The next day she works for hours at the music library, organizing all the parts in the piece. She makes sure no instrument is left out, carefully marks the cues and phrases for each one. At twilight she returns to the orchestra’s office, carrying in her arms a sizable bundle of scores, and sees the weary musicians get off the bus that has brought them home from Germany and help each other unload instruments from the truck that followed. She watches from afar as her harp is slowly wheeled to the storeroom, but does not yet approach it. Everyone is glad she is back. The aged flutist overflows with affection and calls over a tall, pale woman with hard eyes and a bitter smile. This is Christine, her understudy. Belgian, from Antwerp, French by tongue and temperament, awkward in English and Dutch.

“Your harp, it has a strong sound,” she informs the Israeli. “I tried to play it gently.”

“Thank you,” says Noga, extending her hand to the woman, whose belly, under a light pastel sweater, signals early pregnancy.

“And what is happening with your mother?” asks the harpist who took her place in the Mozart.

“Yes, what did she decide?” chimes Manfred.

Other musicians, despite their fatigue and eagerness to get home, want to know what an old mother in faraway Jerusalem has decided.

These Dutch people have no other worries, Noga thinks, chuckling to herself.
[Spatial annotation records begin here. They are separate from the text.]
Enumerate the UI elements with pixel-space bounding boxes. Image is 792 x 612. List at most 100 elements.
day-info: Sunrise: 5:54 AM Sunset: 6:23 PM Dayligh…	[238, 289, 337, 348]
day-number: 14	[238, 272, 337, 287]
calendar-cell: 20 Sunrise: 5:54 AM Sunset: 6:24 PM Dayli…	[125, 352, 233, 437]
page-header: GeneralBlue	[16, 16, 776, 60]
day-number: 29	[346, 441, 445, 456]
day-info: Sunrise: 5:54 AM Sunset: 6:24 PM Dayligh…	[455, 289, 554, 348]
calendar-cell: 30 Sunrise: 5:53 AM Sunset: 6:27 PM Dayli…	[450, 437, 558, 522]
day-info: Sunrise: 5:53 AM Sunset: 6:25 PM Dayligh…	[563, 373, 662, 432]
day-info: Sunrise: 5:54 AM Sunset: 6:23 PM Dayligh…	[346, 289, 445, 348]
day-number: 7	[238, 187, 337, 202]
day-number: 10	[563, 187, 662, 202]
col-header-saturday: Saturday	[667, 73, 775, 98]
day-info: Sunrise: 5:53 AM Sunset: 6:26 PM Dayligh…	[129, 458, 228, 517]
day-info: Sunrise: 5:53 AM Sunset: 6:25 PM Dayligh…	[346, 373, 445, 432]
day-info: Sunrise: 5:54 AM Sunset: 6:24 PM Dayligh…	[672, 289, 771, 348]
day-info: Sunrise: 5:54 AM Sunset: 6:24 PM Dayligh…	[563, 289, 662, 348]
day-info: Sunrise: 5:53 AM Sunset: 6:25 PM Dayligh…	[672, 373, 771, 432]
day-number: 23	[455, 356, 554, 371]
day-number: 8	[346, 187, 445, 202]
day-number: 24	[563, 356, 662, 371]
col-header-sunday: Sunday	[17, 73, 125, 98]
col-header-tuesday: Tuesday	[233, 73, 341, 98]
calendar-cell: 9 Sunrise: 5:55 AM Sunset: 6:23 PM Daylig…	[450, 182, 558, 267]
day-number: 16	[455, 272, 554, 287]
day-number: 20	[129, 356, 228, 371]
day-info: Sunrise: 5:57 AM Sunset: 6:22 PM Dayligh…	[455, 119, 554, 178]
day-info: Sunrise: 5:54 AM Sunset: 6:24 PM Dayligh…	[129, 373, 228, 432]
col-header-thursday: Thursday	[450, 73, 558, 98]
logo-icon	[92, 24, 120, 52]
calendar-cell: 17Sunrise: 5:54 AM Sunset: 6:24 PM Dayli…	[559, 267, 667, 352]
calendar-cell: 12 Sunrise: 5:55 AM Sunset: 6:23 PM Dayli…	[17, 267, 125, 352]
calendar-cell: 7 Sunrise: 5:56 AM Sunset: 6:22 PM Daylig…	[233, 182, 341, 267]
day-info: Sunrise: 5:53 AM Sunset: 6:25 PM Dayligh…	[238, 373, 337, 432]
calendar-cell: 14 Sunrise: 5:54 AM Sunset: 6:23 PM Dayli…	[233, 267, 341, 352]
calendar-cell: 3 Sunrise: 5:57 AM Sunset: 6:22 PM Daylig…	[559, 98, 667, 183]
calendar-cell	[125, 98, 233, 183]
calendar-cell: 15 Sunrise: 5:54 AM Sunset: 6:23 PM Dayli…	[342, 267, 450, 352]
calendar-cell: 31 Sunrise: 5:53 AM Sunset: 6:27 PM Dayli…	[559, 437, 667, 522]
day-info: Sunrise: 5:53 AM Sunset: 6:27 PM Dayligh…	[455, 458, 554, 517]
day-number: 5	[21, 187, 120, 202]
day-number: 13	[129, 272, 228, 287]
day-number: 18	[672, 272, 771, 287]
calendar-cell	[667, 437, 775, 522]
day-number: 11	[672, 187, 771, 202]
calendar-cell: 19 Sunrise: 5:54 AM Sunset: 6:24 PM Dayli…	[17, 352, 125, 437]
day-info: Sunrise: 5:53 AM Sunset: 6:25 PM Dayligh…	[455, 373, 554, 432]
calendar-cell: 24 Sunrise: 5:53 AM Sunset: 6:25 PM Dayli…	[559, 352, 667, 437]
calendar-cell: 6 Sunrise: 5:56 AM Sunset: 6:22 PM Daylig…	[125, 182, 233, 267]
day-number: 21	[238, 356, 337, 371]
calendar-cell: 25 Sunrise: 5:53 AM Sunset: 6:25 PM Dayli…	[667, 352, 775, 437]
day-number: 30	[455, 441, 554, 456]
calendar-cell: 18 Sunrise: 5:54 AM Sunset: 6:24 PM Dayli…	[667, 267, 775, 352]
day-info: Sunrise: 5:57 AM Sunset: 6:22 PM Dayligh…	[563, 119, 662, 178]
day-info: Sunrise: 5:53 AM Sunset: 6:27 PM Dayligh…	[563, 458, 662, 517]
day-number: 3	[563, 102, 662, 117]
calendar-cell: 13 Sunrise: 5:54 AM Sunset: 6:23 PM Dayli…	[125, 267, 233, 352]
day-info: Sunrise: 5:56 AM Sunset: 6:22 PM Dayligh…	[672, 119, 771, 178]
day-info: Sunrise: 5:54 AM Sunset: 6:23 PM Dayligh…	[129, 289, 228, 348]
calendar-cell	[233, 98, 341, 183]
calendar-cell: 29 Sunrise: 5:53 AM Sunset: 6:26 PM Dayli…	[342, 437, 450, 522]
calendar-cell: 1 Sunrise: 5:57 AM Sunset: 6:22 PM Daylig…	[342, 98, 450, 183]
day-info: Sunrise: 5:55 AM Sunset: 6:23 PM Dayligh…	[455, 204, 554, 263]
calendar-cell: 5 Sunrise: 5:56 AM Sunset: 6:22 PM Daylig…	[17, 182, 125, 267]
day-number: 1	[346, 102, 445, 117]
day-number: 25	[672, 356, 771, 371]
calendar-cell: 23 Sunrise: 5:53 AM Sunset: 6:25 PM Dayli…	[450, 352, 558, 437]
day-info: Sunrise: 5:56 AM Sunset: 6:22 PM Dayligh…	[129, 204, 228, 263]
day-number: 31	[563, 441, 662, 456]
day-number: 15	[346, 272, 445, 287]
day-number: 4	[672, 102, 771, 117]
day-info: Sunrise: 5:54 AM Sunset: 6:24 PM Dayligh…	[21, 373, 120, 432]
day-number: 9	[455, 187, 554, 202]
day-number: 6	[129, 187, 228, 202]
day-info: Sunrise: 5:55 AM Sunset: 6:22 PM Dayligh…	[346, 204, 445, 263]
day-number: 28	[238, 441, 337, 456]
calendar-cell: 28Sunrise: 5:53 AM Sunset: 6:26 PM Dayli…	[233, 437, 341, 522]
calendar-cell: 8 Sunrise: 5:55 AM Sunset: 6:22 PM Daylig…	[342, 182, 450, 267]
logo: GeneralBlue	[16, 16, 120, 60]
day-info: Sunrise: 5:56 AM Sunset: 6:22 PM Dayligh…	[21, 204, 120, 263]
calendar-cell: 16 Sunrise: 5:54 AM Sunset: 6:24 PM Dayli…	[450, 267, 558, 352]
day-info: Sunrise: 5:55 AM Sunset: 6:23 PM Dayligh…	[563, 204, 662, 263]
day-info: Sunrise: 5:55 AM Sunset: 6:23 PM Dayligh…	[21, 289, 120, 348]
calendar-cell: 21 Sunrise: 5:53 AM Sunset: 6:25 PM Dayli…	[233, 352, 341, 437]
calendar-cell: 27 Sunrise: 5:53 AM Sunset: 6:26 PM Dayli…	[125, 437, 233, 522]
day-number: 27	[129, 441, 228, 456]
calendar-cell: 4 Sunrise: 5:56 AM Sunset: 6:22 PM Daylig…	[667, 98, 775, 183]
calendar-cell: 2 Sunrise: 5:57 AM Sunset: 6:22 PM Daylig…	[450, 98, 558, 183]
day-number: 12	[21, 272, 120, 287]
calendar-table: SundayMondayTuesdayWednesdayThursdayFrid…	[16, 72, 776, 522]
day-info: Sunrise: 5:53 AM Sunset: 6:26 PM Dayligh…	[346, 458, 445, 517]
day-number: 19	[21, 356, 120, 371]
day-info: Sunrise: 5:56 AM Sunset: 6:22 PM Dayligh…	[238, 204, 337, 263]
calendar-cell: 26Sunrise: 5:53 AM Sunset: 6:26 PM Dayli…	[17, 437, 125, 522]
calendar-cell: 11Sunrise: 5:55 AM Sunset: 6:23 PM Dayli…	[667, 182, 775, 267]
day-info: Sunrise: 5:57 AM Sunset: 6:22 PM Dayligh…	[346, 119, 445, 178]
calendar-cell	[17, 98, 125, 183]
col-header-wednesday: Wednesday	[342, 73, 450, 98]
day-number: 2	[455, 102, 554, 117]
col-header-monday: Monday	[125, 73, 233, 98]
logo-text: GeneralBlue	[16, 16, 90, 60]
Their wars ended seventy years ago, and they glow with self-satisfaction. They knew when to give up their colonies in Southeast Asia and have been spared the new wave of terrorism. The euro is stable, their economy is strong, and unemployment is low — so all they have left to worry about is my mother.

“She decided to stay in Jerusalem,” she tells the musicians gathered around her, “which I expected all along.”

In the evening there is still no answer in Jerusalem, and the daughter leaves a voicemail message: “Where’s the new heiress?” She immediately phones her brother, who spoke with the mother in the afternoon, and reports that now she’s complaining that because of the experiment they imposed on her, she barely saw her daughter in those three months. From now on, will she have to meet her only in films?

Her mother calls that night. Yes, she’s been spending time in town, with friends in cafés, going to movies, but the Uriah story has stayed with her. “Your visit, Nogaleh, still hovers over me like a dream. You were in Israel for three months and I barely saw you. I did learn from you to wander at night from bed to bed, but my sleep is hardly sound.

Noga tells her about the change in repertoire, the trip to Japan and about The Sea of Debussy, which in French sounds identical to la mère, the mother. “So in Japan,” she consoles her mother, “I’ll be playing you on my harp.”

“At least that,” sighs the mother, ending the conversation.